Some political experts say that's not necessarily a bad idea. Enter Doctor Joshua Stockley.
"Give the states an incentive to tailor the program as efficiently as they can within parameters," Stockley says, "You don't change the qualifications that people qualify for. If the states are successful they can use that money in other areas." As Stockley sees it though, this is one part of a solution to a multi-faceted problem. "I don't think we can conclusively say the ACA is broken for rural America. In fact, the evidence points to the opposite."

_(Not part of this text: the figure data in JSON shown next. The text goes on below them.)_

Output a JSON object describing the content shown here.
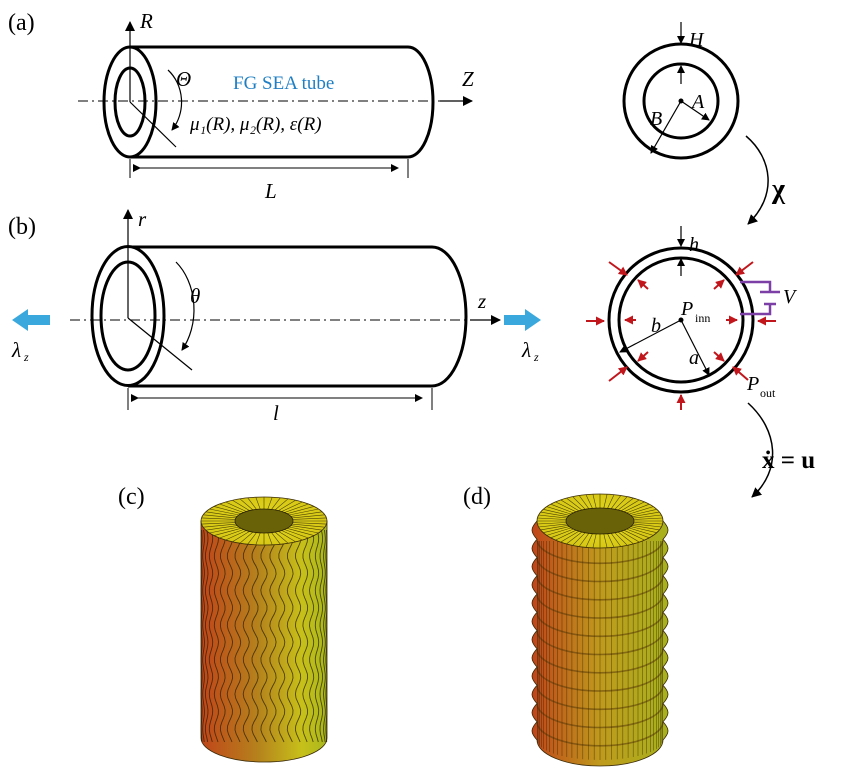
{
  "panels": {
    "a": "(a)",
    "b": "(b)",
    "c": "(c)",
    "d": "(d)"
  },
  "panel_a": {
    "axis_R": "R",
    "axis_Z": "Z",
    "angle": "Θ",
    "tube_name": "FG SEA tube",
    "properties": "μ₁(R), μ₂(R), ε(R)",
    "length": "L"
  },
  "panel_b": {
    "axis_r": "r",
    "axis_z": "z",
    "angle": "θ",
    "length": "l",
    "stretch_left": "λ",
    "stretch_right": "λ",
    "stretch_sub": "z"
  },
  "cross_section_ref": {
    "thickness": "H",
    "inner_radius": "A",
    "outer_radius": "B"
  },
  "mapping_chi": "χ",
  "cross_section_cur": {
    "thickness": "h",
    "inner_radius": "a",
    "outer_radius": "b",
    "voltage": "V",
    "p_inn": "P",
    "p_inn_sub": "inn",
    "p_out": "P",
    "p_out_sub": "out"
  },
  "mapping_u": "ẋ = u",
  "colors": {
    "accent_blue": "#1f7fc4",
    "arrow_blue": "#3aa8dc",
    "pressure_red": "#c0161c",
    "electrode_purple": "#7b3fa6",
    "mesh_yellow": "#d8cc10",
    "mesh_red": "#b8541c"
  }
}
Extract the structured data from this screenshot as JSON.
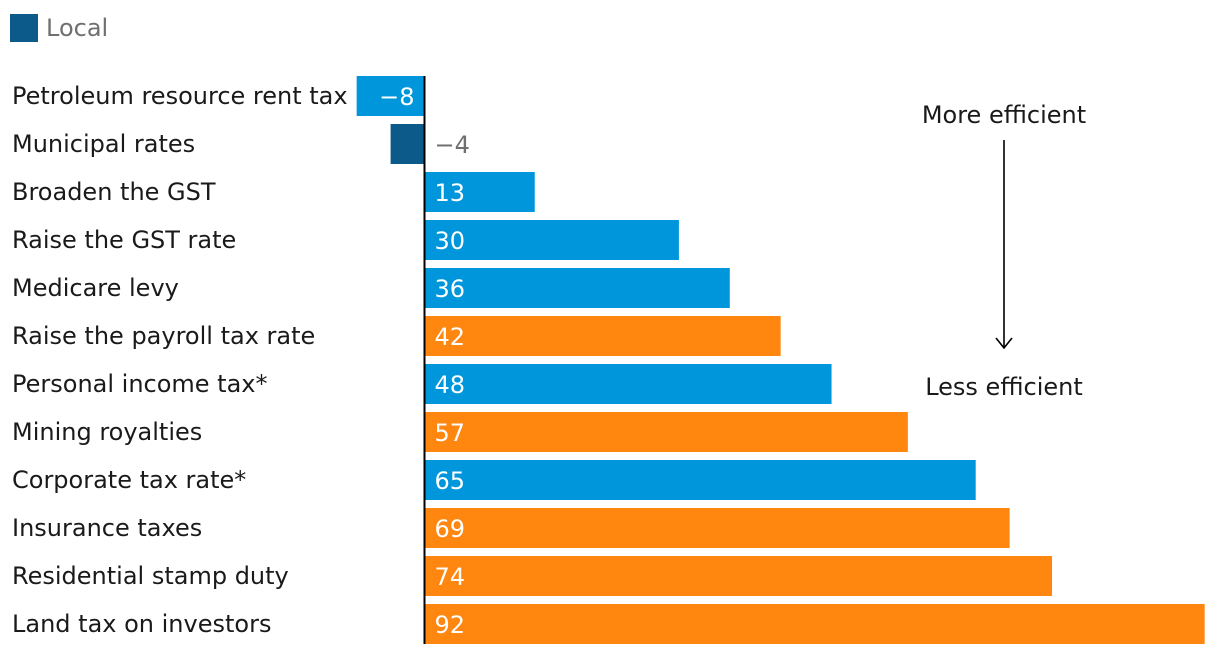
{
  "legend": [
    {
      "label": "Local",
      "color": "#0b5a8a"
    }
  ],
  "chart_data": {
    "type": "bar",
    "orientation": "horizontal",
    "categories": [
      "Petroleum resource rent tax",
      "Municipal rates",
      "Broaden the GST",
      "Raise the GST rate",
      "Medicare levy",
      "Raise the payroll tax rate",
      "Personal income tax*",
      "Mining royalties",
      "Corporate tax rate*",
      "Insurance taxes",
      "Residential stamp duty",
      "Land tax on investors"
    ],
    "values": [
      -8,
      -4,
      13,
      30,
      36,
      42,
      48,
      57,
      65,
      69,
      74,
      92
    ],
    "value_labels": [
      "−8",
      "−4",
      "13",
      "30",
      "36",
      "42",
      "48",
      "57",
      "65",
      "69",
      "74",
      "92"
    ],
    "level": [
      "federal",
      "local",
      "federal",
      "federal",
      "federal",
      "state",
      "federal",
      "state",
      "federal",
      "state",
      "state",
      "state"
    ],
    "colors": {
      "federal": "#0096dc",
      "local": "#0b5a8a",
      "state": "#ff860f"
    },
    "xlim": [
      -8,
      92
    ],
    "annotations": {
      "top": "More efficient",
      "bottom": "Less efficient"
    }
  }
}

He's right. Rural hospitals have grown under Obamacare. In part, thanks to more people getting health coverage. In fact, data from the U.S. census says Louisiana's uninsured rate is the lowest it's ever been. "Rural poverty is growing. It's a real thing," Stockley says. "The ACA has done a huge service to a lot of rural Americans."

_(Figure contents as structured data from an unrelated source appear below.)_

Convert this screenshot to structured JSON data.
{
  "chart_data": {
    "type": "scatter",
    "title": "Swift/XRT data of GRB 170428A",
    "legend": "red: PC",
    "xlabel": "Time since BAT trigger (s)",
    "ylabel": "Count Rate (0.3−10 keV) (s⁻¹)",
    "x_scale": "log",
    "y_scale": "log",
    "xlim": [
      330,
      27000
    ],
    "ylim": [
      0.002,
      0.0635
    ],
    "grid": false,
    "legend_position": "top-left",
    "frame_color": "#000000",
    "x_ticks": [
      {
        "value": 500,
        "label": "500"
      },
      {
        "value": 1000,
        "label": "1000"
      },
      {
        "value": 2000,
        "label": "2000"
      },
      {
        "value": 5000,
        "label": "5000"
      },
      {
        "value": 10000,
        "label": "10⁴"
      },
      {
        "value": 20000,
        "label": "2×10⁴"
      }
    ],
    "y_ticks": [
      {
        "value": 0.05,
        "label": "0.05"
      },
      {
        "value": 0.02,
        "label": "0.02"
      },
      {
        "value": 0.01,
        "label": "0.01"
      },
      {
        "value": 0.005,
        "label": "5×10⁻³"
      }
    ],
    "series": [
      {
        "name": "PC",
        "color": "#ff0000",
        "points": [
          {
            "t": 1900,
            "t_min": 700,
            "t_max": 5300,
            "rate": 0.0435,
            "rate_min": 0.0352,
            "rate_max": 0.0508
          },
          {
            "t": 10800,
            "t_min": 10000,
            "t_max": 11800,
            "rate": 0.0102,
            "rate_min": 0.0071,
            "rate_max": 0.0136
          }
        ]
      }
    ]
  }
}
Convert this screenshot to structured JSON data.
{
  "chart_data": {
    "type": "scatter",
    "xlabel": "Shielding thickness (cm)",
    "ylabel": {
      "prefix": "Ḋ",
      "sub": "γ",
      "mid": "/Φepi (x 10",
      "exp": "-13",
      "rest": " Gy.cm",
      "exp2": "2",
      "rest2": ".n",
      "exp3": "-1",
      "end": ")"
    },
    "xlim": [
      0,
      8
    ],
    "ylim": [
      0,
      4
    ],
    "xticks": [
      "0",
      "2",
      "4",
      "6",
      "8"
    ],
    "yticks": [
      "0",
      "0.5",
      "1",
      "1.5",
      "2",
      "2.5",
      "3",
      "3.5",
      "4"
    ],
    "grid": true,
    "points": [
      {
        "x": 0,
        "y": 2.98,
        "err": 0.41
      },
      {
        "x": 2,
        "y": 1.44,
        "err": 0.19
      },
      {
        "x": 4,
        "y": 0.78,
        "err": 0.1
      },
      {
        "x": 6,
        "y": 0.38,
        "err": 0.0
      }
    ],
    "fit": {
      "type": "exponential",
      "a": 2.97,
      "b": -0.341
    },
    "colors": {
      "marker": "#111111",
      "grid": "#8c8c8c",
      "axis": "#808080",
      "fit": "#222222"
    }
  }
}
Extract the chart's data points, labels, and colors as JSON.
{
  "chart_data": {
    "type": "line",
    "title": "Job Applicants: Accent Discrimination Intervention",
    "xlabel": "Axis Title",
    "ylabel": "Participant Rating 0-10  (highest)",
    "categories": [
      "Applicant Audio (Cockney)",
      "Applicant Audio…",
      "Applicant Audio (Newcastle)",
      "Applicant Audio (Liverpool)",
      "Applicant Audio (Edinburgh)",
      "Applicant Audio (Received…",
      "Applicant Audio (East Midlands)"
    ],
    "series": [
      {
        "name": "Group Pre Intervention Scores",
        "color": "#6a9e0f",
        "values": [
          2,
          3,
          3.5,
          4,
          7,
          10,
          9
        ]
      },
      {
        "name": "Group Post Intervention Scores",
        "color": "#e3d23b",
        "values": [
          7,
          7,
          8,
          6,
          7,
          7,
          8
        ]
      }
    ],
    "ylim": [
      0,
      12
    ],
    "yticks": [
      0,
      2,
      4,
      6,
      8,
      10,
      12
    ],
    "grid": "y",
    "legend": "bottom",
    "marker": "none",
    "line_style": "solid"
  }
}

What does this new bill mean for you? It would end the mandate that you have to buy insurance. Along with that, the subsidies that helped people buy it.
"I regularly get emails from people who say that if they're in the exchanges and they're not getting a subsidy they can't afford their premiums," Cassidy says. "So what we do is that we take the money that would come from medicaid expansion, tax credits, and that's the whole pool of money that we would then give to the state in order for the state to then provide access." Medicaid expansion would cease to exist. An expansion which insures more than 400-thousand people in Louisiana. Obamacare taxes would stay in place though.
All of that money would go directly to the states and they would have the final say in how it was spent. The problem is states could decide to charge more for people with pre-existing conditions or for older people. Not only that, but states would only get a fixed amount of cash. So once the money is gone, it's gone. Cassidy says that spurs innovation.
"By giving a capped amount we are saying: 'States if you save money by creating an innovative program you can use those dollars you save over here. And if you save over there then you can address this problem and then over time you put in the building blocks to have a healthier society.'"
Stockley says fundamentally this doesn't solve the problem, which is encouraging insurance companies to do their part and working together to find a solution. "That's the part that needs to be fixed. I think Republicans and Democrats should easily be able to come together and find a solution. It would be a win-win for both parties."
But right now, Republicans are going it alone on healthcare. "Every solution that we have proposed has been the conservative solution," Cassidy says.
Stockley says, "Republicans are doing what they're supposed to do. They're opposing Obamacare. They have run for 7 years on repeal and replace. Now they're realizing that campaigning is inherently different from governing." Stockley says we have to do is reach across the aisle.
What does a bi-partisan healthcare bill look like that actually works for all americans?
"I don't think it's impossible," Stockley says. "There's a long-standing, proud history of significant policies being made in the United States with the support of both parties."